Irinotecan (125 mg/m2), administered as a 90-minute infusion once weekly for 4 weeks followed by a 2-week rest (1 cycle) for a total of 6 cycles, has demonstrated activity in adult patients with recurrent or progressive malignant glioma.21 Fifty-three patients (88%) had previously received RT, but only 6 (10%) had received temozolomide. Of 60 patients enrolled, 9 (15%; 95% CI, 6%–24%) demonstrated a partial response, defined as a reduction in tumor size of ≥ 50% maintained for 4 weeks, stable or reduced corticosteroid dose, and neurologic stability or improvement (Table 1). The duration of responses ranged 12–42 weeks. Thirty-three patients (55%) achieved stable disease lasting at least 12 weeks (2 cycles). Toxicities were manageable in this study and were limited to infrequent neutropenia, nausea, vomiting, and diarrhea. Low plasma concentrations of irinotecan and SN-38 were consistently noted, however, and were attributable to concurrent therapy with EIAEDs. Table 2 summarizes trials employing irinotecan as monotherapy.
The North Central Cancer Treatment Group46 has reported on two sequential trials (A and B) enrolling a total of 64 patients. Although the authors did not specify how many patients had received prior RT, it can be assumed that the majority of patients had received it. However, since temozolomide was approved by the FDA in August 1999, it is unlikely that many patients had received prior temozolomide because the accrual period for these trials extended from May 1998 to May 1999. In trial A (n = 32), the efficacy of weekly irinotecan, administered in 6-week cycles at a dosage of 100 or 125 mg/m2, was evaluated; patients with prior exposure to nitrosoureas received the lower dose. At study conclusion, 2 of 30 evaluable patients experienced tumor regression, for an overall response rate of 7%. In trial B (n = 32), irinotecan was administered as a single tri-weekly dose of 250 or 300 mg/m2, depending on prior chemotherapy exposure. Objective responses were noted in 4 of 32 subjects (13%). Thus, an overall response rate of 10% was demonstrated in 62 patients treated with irinotecan either weekly or triweekly. Median leukocyte nadirs were similar in both treatment groups, and gastrointestinal toxicities (predominately mild diarrhea) developed with both schedules. A majority of patients in each group received concurrent anticonvulsant therapy. Multivariate regression analysis suggested that concurrent administration of phenytoin, phenobarbital, and carbamazepine was associated with increased irinotecan clearance.
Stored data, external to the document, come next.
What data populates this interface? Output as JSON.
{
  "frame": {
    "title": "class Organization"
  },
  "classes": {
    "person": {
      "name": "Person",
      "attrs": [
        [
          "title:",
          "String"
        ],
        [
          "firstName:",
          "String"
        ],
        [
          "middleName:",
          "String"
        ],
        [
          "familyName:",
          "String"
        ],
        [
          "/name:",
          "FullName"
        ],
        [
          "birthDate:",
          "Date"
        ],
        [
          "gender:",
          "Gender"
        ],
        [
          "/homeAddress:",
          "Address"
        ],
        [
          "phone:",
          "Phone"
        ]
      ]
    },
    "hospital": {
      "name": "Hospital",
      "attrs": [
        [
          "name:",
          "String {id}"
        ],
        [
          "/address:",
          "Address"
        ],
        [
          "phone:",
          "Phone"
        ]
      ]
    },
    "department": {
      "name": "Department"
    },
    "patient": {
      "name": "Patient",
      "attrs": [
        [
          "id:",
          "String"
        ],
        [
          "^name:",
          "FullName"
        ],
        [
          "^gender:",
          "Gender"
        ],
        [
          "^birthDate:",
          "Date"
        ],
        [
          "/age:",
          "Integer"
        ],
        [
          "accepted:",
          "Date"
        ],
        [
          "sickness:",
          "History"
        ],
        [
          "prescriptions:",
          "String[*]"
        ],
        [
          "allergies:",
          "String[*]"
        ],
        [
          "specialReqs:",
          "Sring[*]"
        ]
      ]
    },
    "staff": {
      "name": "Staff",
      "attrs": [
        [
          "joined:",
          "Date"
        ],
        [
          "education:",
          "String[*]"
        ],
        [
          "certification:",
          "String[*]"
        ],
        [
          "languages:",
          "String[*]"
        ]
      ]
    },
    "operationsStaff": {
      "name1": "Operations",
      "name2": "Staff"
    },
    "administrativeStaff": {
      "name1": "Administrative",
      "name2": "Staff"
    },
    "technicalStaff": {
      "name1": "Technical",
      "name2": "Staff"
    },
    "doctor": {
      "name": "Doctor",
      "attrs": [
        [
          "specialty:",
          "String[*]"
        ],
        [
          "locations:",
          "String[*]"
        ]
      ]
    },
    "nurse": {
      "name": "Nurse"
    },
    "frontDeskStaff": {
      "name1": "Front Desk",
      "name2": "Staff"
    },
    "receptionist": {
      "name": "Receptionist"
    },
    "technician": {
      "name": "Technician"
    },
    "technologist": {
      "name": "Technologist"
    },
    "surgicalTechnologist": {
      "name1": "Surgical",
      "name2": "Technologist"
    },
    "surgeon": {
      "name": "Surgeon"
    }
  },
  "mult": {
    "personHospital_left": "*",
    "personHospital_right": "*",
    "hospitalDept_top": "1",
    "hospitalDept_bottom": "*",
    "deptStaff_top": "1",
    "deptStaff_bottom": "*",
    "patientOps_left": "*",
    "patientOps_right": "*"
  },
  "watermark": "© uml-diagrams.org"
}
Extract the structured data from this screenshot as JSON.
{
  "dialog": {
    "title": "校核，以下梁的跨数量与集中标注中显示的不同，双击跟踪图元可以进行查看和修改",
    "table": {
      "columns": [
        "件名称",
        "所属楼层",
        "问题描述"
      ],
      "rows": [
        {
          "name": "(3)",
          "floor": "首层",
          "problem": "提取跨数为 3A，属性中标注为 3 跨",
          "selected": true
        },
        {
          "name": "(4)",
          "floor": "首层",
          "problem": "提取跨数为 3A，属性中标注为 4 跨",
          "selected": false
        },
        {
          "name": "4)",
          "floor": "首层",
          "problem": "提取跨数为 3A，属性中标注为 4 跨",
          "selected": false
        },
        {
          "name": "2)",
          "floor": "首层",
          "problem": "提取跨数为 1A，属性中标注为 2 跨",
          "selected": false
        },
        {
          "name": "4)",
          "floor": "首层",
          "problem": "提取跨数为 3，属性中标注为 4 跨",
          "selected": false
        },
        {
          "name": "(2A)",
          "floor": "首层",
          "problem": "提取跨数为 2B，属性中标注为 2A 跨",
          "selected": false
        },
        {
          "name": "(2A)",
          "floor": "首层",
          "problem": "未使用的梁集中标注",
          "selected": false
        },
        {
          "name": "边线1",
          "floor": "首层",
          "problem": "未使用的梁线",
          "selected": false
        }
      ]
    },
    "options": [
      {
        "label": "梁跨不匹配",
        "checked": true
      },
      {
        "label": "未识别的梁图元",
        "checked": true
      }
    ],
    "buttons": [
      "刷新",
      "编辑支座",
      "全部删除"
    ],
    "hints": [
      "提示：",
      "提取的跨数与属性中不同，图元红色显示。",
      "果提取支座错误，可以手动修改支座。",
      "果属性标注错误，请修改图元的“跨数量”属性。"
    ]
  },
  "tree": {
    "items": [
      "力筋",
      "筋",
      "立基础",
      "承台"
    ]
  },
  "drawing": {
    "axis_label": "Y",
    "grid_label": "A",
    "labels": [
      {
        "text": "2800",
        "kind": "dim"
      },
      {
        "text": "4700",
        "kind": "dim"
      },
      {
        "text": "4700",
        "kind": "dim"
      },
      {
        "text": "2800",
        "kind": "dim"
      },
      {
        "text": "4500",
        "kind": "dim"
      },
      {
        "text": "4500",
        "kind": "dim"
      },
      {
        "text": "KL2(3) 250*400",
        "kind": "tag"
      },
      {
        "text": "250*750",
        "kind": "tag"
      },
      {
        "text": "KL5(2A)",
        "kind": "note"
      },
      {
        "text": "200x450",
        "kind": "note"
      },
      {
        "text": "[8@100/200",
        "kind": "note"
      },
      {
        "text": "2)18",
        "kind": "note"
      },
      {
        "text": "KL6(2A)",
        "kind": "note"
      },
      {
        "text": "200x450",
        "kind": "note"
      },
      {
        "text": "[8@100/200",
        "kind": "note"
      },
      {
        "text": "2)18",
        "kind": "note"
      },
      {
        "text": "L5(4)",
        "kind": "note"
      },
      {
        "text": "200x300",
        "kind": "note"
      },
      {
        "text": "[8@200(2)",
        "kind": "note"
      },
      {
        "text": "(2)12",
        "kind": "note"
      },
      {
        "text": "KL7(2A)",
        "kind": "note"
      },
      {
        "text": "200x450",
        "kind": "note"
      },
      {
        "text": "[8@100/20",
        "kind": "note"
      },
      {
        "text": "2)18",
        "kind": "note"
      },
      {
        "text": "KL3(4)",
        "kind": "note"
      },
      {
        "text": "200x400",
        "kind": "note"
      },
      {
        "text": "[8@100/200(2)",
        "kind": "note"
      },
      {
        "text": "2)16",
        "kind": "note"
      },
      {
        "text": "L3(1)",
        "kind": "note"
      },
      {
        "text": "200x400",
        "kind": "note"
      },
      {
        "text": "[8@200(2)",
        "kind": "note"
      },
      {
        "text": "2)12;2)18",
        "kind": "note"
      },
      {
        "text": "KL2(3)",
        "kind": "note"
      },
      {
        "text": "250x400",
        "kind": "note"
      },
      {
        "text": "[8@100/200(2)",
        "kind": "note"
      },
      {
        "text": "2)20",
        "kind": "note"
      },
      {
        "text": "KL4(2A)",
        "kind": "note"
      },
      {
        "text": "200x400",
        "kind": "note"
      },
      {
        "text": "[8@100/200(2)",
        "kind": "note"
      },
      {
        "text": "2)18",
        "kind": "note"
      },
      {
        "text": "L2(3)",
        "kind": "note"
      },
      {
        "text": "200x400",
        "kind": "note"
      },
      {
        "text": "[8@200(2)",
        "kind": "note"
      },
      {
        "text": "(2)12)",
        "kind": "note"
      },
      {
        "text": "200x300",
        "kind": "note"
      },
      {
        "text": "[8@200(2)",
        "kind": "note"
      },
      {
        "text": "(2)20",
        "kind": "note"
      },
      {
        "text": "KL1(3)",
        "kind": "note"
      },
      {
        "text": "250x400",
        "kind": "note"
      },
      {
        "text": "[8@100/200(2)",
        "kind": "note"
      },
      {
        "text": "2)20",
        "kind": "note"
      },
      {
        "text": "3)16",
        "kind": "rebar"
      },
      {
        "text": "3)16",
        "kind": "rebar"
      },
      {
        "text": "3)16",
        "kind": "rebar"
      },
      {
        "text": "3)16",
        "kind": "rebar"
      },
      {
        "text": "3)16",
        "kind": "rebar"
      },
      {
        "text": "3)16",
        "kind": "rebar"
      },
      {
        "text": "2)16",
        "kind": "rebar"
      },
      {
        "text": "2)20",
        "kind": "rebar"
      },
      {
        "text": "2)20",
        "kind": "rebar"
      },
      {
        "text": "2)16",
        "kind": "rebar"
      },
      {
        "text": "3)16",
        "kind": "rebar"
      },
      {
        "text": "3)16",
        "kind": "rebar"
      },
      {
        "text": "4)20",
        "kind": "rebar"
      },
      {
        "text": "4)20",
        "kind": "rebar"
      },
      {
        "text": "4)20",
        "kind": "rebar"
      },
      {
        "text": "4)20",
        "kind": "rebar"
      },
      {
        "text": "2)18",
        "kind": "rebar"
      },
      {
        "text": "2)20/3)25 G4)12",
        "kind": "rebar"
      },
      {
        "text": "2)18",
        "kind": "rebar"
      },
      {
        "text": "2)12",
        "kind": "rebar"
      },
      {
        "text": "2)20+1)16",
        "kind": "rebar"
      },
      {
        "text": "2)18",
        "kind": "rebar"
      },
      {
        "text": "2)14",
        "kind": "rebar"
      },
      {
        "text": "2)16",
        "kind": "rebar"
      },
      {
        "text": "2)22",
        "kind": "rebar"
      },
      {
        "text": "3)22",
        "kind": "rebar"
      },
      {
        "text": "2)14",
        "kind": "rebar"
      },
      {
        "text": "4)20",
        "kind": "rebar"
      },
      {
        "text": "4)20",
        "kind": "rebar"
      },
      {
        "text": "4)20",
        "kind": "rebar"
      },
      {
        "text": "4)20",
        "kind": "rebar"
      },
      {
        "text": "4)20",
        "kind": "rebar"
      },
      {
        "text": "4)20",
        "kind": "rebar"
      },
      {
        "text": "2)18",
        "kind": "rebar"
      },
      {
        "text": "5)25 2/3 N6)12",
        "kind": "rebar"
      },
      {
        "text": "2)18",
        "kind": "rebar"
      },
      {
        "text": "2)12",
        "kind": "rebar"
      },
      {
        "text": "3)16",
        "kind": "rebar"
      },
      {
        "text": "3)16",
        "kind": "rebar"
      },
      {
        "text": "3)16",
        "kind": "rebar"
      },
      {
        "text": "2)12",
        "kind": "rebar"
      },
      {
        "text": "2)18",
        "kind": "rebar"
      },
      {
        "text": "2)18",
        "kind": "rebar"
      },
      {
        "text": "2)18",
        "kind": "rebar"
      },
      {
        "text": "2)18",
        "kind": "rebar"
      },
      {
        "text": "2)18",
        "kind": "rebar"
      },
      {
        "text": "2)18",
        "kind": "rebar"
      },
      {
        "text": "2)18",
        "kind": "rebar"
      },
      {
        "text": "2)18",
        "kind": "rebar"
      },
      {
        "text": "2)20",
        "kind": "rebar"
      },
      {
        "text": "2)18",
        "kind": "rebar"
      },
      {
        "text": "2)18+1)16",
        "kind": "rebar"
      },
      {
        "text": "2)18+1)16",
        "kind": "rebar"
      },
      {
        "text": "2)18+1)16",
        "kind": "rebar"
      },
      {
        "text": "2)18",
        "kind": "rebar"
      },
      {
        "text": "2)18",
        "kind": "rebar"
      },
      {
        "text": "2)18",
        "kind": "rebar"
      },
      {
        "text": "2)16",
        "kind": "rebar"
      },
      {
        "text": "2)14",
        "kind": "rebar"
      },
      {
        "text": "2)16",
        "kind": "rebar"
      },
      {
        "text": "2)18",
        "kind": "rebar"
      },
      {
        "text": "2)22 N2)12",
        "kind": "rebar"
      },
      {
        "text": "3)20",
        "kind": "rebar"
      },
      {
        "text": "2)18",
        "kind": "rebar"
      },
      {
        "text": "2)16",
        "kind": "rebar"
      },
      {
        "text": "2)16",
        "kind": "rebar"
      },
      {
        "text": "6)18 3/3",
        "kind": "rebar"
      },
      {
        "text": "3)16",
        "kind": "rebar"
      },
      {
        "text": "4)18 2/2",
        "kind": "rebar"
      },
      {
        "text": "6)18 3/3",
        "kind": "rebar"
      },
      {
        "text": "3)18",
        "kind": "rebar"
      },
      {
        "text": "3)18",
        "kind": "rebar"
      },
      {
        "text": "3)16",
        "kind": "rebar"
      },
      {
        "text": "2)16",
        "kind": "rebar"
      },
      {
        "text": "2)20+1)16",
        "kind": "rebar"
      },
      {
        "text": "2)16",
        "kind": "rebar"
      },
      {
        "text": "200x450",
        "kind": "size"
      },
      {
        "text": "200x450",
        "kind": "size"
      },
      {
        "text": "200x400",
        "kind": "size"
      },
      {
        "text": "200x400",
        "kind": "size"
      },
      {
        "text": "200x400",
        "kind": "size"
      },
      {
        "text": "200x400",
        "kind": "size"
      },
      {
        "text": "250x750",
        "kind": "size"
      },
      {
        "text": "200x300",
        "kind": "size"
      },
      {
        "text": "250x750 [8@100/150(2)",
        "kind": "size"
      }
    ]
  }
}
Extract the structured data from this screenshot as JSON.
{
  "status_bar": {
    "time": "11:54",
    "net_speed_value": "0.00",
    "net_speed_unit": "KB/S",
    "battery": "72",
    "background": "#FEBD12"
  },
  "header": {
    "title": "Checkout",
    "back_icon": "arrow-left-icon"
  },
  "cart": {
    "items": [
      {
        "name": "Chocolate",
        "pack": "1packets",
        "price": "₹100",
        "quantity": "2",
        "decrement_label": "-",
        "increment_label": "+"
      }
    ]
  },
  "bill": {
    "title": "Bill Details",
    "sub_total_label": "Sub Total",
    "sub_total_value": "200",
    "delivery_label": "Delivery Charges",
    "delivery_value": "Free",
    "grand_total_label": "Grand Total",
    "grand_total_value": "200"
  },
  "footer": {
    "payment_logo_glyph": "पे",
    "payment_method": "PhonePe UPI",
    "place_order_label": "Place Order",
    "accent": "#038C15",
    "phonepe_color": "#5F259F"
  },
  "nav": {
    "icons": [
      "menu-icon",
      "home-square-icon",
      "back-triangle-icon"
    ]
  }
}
In a large phase II trial, 52 chemotherapy-naive patients received irinotecan triweekly at a dose of 350 mg/m2. Patients who had not yet received RT (n = 25) were administered 3 cycles of irinotecan (with consideration for RT subsequently based on clinical response), while patients who had received RT (n = 27) but had relapsed were scheduled for up to 6 cycles of irinotecan based on investigator assessment. Irinotecan demonstrated limited clinical activity in this study, achieving an overall objective response rate of only 2.2%. However, the 6-month progression-free survival (PFS) rate was 43% in patients with recurrent disease.47
A study of the effects of a single cycle of a high-dose irinotecan regimen (consisting of one dose of 400 mg/m2 with a second dose of 500 mg/m2 administered 3 weeks later)48 demonstrated no effect on disease progression in 40 patients previously treated with RT and an alkylating agent (carmustine [BCNU] in 20, vincristine [PCV] in 18, procarbazine in 2). Treatment-related diarrhea was observed in 16 patients (40%), thrombocytopenia in 9 patients (23%), and neutropenia in 6 patients (15%). There was no evidence of grade 3/4 myelosuppression or gastrointestinal toxicity, and no patient required transfusion or treatment for neutropenic fever. Results of this study may be consistent with a suboptimal dosage and treatment schedule. All subjects had undergone prior chemotherapy, indicating an opportunity for acquired resistance. In addition, results may have reflected the preponderance of patients receiving EIAEDs (25/40: phenytoin, 15; carbamazepine, 10) and dexamethasone (26/40).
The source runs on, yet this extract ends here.